In Isaiah 55 we read, "Why do you spend money for what is not bread and your wages for what does not satisfy" (Isaiah 55:2). If we are consumed with worries for the things of this earth we will be joyless. When we remember that our LIFE has been REDEEMED from sin and death by Christ and that we live for Him, we will always be able to rejoice in the Lord.
God also says in Isaiah that wherever His Word goes out it will prosper and accomplish His will (cf: Isaiah 55:10ff). Now, remember, we’re building our life with the Lord. So if we’re building our life with God and His word, and His Word is going to prosper then our LIFE is GOING TO PROSPER!
A child of God realizes that everything isn’t always going to be stress-free; that everything isn’t always going to go perfectly, but these don’t have to become a cause for losing our joy because we have a life that is redeemed by Christ.
In William Shakespeare’s play, Romeo and Juliet, one of the characters says, "Where care lodges sleep will never lie." We might tailor that a bit to say, "Where care lodges life will never be joyful." Cast ALL your care on Him for He cares for you (cf: 1 Peter 5:7). We who have our lives redeemed by Christ, who have a Savior who is there to provide for life’s every need of body and of soul are able to build our life with JOY!

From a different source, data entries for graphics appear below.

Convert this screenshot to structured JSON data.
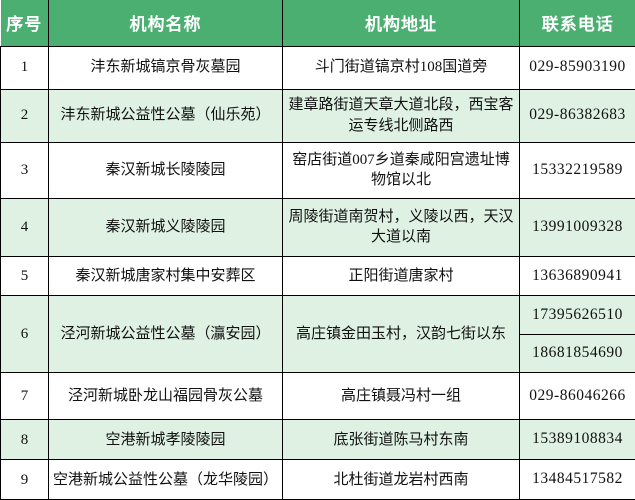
{
  "table": {
    "columns": [
      {
        "label": "序号"
      },
      {
        "label": "机构名称"
      },
      {
        "label": "机构地址"
      },
      {
        "label": "联系电话"
      }
    ],
    "rows": [
      {
        "num": "1",
        "name": "沣东新城镐京骨灰墓园",
        "address": "斗门街道镐京村108国道旁",
        "phones": [
          "029-85903190"
        ]
      },
      {
        "num": "2",
        "name": "沣东新城公益性公墓（仙乐苑）",
        "address": "建章路街道天章大道北段，西宝客运专线北侧路西",
        "phones": [
          "029-86382683"
        ]
      },
      {
        "num": "3",
        "name": "秦汉新城长陵陵园",
        "address": "窑店街道007乡道秦咸阳宫遗址博物馆以北",
        "phones": [
          "15332219589"
        ]
      },
      {
        "num": "4",
        "name": "秦汉新城义陵陵园",
        "address": "周陵街道南贺村，义陵以西，天汉大道以南",
        "phones": [
          "13991009328"
        ]
      },
      {
        "num": "5",
        "name": "秦汉新城唐家村集中安葬区",
        "address": "正阳街道唐家村",
        "phones": [
          "13636890941"
        ]
      },
      {
        "num": "6",
        "name": "泾河新城公益性公墓（灜安园）",
        "address": "高庄镇金田玉村，汉韵七街以东",
        "phones": [
          "17395626510",
          "18681854690"
        ]
      },
      {
        "num": "7",
        "name": "泾河新城卧龙山福园骨灰公墓",
        "address": "高庄镇聂冯村一组",
        "phones": [
          "029-86046266"
        ]
      },
      {
        "num": "8",
        "name": "空港新城孝陵陵园",
        "address": "底张街道陈马村东南",
        "phones": [
          "15389108834"
        ]
      },
      {
        "num": "9",
        "name": "空港新城公益性公墓（龙华陵园）",
        "address": "北杜街道龙岩村西南",
        "phones": [
          "13484517582"
        ]
      }
    ],
    "colors": {
      "header_bg": "#4CAF72",
      "header_text": "#FFFFFF",
      "row_bg": "#FFFFFF",
      "row_alt_bg": "#DEF1E3",
      "border": "#000000"
    }
  }
}
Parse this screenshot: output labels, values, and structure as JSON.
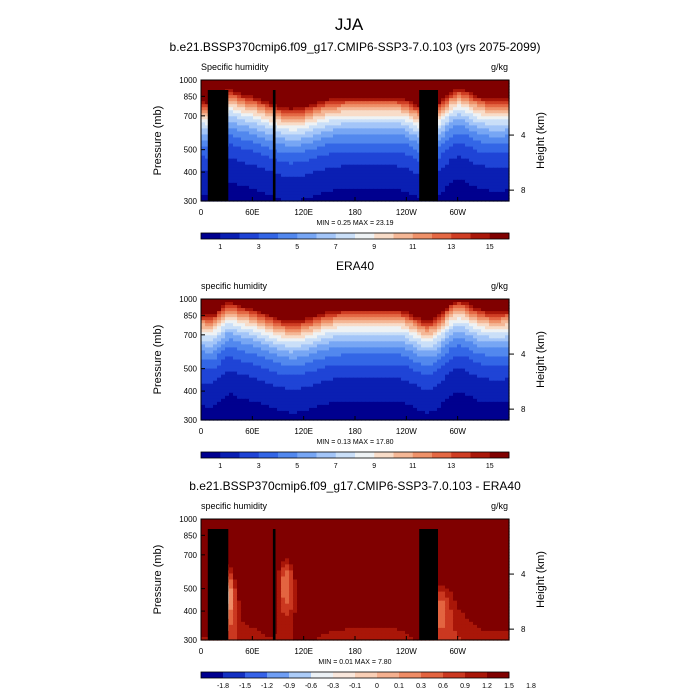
{
  "page": {
    "title": "JJA"
  },
  "colors": {
    "frame": "#000000",
    "terrain": "#000000"
  },
  "abs_colors": [
    "#00008f",
    "#0a1fb3",
    "#1f44d6",
    "#3366e6",
    "#5288ee",
    "#77a6f4",
    "#a3c5f8",
    "#cadff8",
    "#eef2f4",
    "#f8dcc8",
    "#f4b796",
    "#ee9169",
    "#e46844",
    "#cf3e24",
    "#a91709",
    "#800000"
  ],
  "diff_colors": [
    "#00008f",
    "#1330c2",
    "#3662e8",
    "#6f9ef4",
    "#acccf8",
    "#ecf1f5",
    "#f9e7dc",
    "#f9cfb6",
    "#f5b08f",
    "#ef8c66",
    "#e36440",
    "#cb3820",
    "#a91608",
    "#800000"
  ],
  "chart_data": [
    {
      "type": "heatmap",
      "title": "b.e21.BSSP370cmip6.f09_g17.CMIP6-SSP3-7.0.103 (yrs 2075-2099)",
      "left_label": "Specific humidity",
      "right_label": "g/kg",
      "ylabel": "Pressure (mb)",
      "ylabel_right": "Height (km)",
      "y_ticks": [
        "300",
        "400",
        "500",
        "700",
        "850",
        "1000"
      ],
      "y_right_ticks": [
        "8",
        "4"
      ],
      "x_ticks": [
        "0",
        "60E",
        "120E",
        "180",
        "120W",
        "60W"
      ],
      "stats": "MIN =   0.25  MAX =  23.19",
      "colorbar_labels": [
        "1",
        "3",
        "5",
        "7",
        "9",
        "11",
        "13",
        "15"
      ],
      "colorbar_levels": [
        0,
        1,
        2,
        3,
        4,
        5,
        6,
        7,
        8,
        9,
        10,
        11,
        12,
        13,
        14,
        15,
        16
      ],
      "xlim": [
        0,
        360
      ],
      "ylim": [
        1000,
        300
      ],
      "min": 0.25,
      "max": 23.19
    },
    {
      "type": "heatmap",
      "title": "ERA40",
      "left_label": "specific humidity",
      "right_label": "g/kg",
      "ylabel": "Pressure (mb)",
      "ylabel_right": "Height (km)",
      "y_ticks": [
        "300",
        "400",
        "500",
        "700",
        "850",
        "1000"
      ],
      "y_right_ticks": [
        "8",
        "4"
      ],
      "x_ticks": [
        "0",
        "60E",
        "120E",
        "180",
        "120W",
        "60W"
      ],
      "stats": "MIN =   0.13  MAX =  17.80",
      "colorbar_labels": [
        "1",
        "3",
        "5",
        "7",
        "9",
        "11",
        "13",
        "15"
      ],
      "colorbar_levels": [
        0,
        1,
        2,
        3,
        4,
        5,
        6,
        7,
        8,
        9,
        10,
        11,
        12,
        13,
        14,
        15,
        16
      ],
      "xlim": [
        0,
        360
      ],
      "ylim": [
        1000,
        300
      ],
      "min": 0.13,
      "max": 17.8
    },
    {
      "type": "heatmap",
      "title": "b.e21.BSSP370cmip6.f09_g17.CMIP6-SSP3-7.0.103 - ERA40",
      "left_label": "specific humidity",
      "right_label": "g/kg",
      "ylabel": "Pressure (mb)",
      "ylabel_right": "Height (km)",
      "y_ticks": [
        "300",
        "400",
        "500",
        "700",
        "850",
        "1000"
      ],
      "y_right_ticks": [
        "8",
        "4"
      ],
      "x_ticks": [
        "0",
        "60E",
        "120E",
        "180",
        "120W",
        "60W"
      ],
      "stats": "MIN =   0.01  MAX =   7.80",
      "colorbar_labels": [
        "-1.8",
        "-1.5",
        "-1.2",
        "-0.9",
        "-0.6",
        "-0.3",
        "-0.1",
        "0",
        "0.1",
        "0.3",
        "0.6",
        "0.9",
        "1.2",
        "1.5",
        "1.8"
      ],
      "colorbar_levels": [
        -1.8,
        -1.5,
        -1.2,
        -0.9,
        -0.6,
        -0.3,
        -0.1,
        0,
        0.1,
        0.3,
        0.6,
        0.9,
        1.2,
        1.5,
        1.8
      ],
      "xlim": [
        0,
        360
      ],
      "ylim": [
        1000,
        300
      ],
      "min": 0.01,
      "max": 7.8
    }
  ]
}
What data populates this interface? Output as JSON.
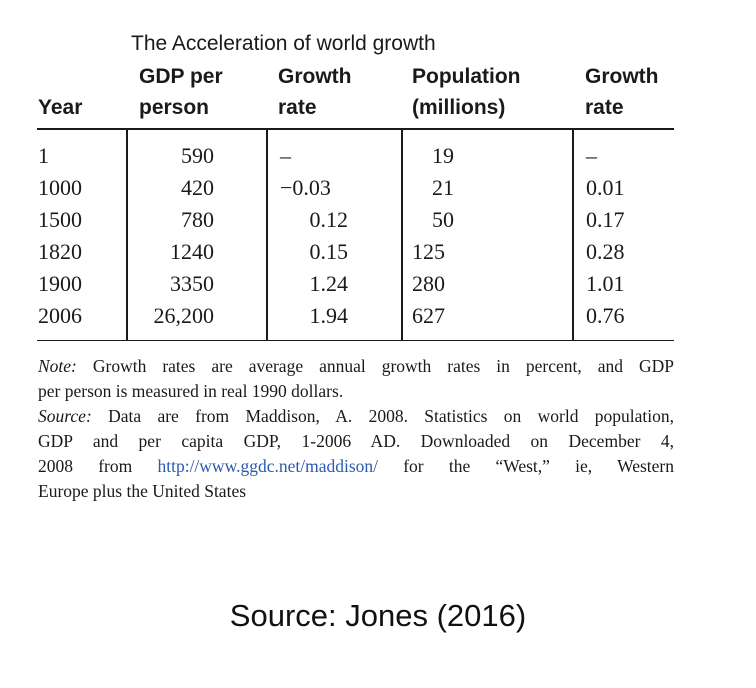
{
  "table": {
    "title": "The Acceleration of world growth",
    "headers": [
      {
        "line1": "",
        "line2": "Year"
      },
      {
        "line1": "GDP per",
        "line2": "person"
      },
      {
        "line1": "Growth",
        "line2": "rate"
      },
      {
        "line1": "Population",
        "line2": "(millions)"
      },
      {
        "line1": "Growth",
        "line2": "rate"
      }
    ],
    "rows": [
      {
        "year": "1",
        "gdp": "590",
        "gdp_growth": "–",
        "population": "19",
        "pop_growth": "–"
      },
      {
        "year": "1000",
        "gdp": "420",
        "gdp_growth": "−0.03",
        "population": "21",
        "pop_growth": "0.01"
      },
      {
        "year": "1500",
        "gdp": "780",
        "gdp_growth": "0.12",
        "population": "50",
        "pop_growth": "0.17"
      },
      {
        "year": "1820",
        "gdp": "1240",
        "gdp_growth": "0.15",
        "population": "125",
        "pop_growth": "0.28"
      },
      {
        "year": "1900",
        "gdp": "3350",
        "gdp_growth": "1.24",
        "population": "280",
        "pop_growth": "1.01"
      },
      {
        "year": "2006",
        "gdp": "26,200",
        "gdp_growth": "1.94",
        "population": "627",
        "pop_growth": "0.76"
      }
    ]
  },
  "note": {
    "note_label": "Note:",
    "note_line1": " Growth rates are average annual growth rates in percent, and GDP",
    "note_line2": "per person is measured in real 1990 dollars.",
    "source_label": "Source:",
    "source_line1": " Data are from Maddison, A. 2008. Statistics on world population,",
    "source_line2": "GDP and per capita GDP, 1-2006 AD. Downloaded on December 4,",
    "source_line3_pre": "2008 from ",
    "source_link": "http://www.ggdc.net/maddison/",
    "source_line3_post": " for the “West,” ie, Western",
    "source_line4": "Europe plus the United States"
  },
  "caption": "Source: Jones (2016)"
}
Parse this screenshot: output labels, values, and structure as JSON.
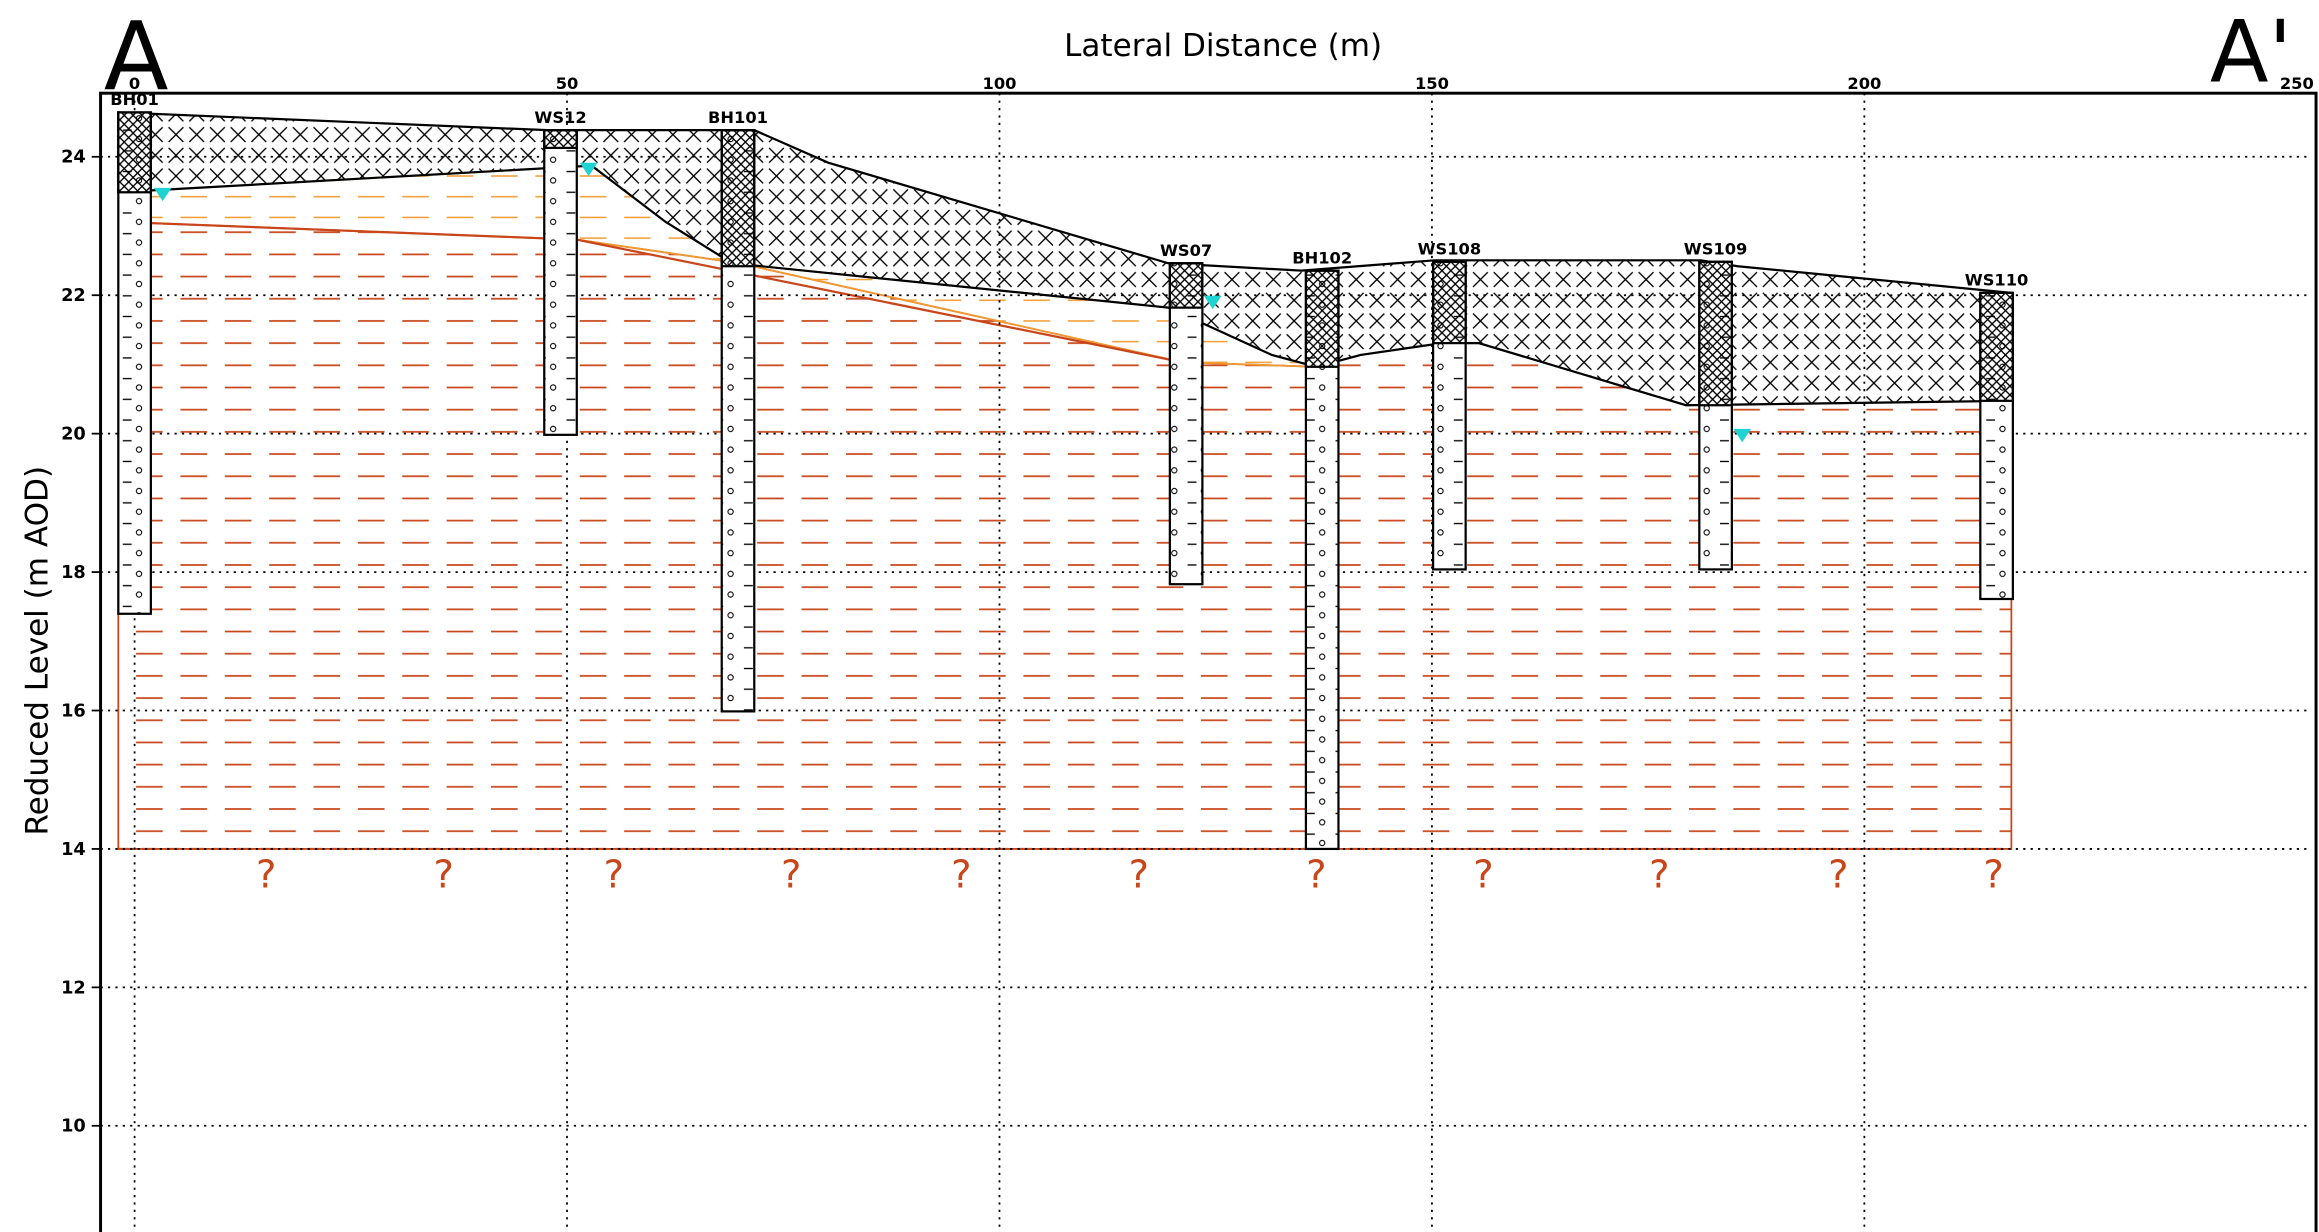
{
  "section": {
    "start": "A",
    "end": "A'"
  },
  "axes": {
    "x_title": "Lateral Distance (m)",
    "y_title": "Reduced Level (m AOD)",
    "x_ticks": [
      "0",
      "50",
      "100",
      "150",
      "200",
      "250"
    ],
    "y_ticks": [
      "24",
      "22",
      "20",
      "18",
      "16",
      "14",
      "12",
      "10"
    ]
  },
  "boreholes": [
    {
      "label": "BH01"
    },
    {
      "label": "WS12"
    },
    {
      "label": "BH101"
    },
    {
      "label": "WS07"
    },
    {
      "label": "BH102"
    },
    {
      "label": "WS108"
    },
    {
      "label": "WS109"
    },
    {
      "label": "WS110"
    }
  ],
  "unknown_marker": "?"
}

In Psalm 121 God promises, "He will not allow your foot to be moved; He who keeps you will not slumber. Behold, He who keeps Israel Shall neither slumber nor sleep. The Lord is your keeper; The Lord is your shade at your right hand. The sun shall not strike you by day, Nor the moon by night. The Lord shall preserve you from all evil; He shall preserve your soul. The Lord shall preserve your going out and your coming in From this time forth, and even forevermore." (Psalm 121:3-8).
With that kind of promise we can approach our life’s construction knowing that we are building it to last and that we are able to do so with joy…and patience. When we are building with the Lord and our life is guarded by the Lord, and our Lord gives us joy for our life, then we can be patient. We don’t have to pray saying, "God do this NOW. Build it MY way." Instead, we can cast our care on Him and say, "Lord, I’m here, build it YOUR way." Amen.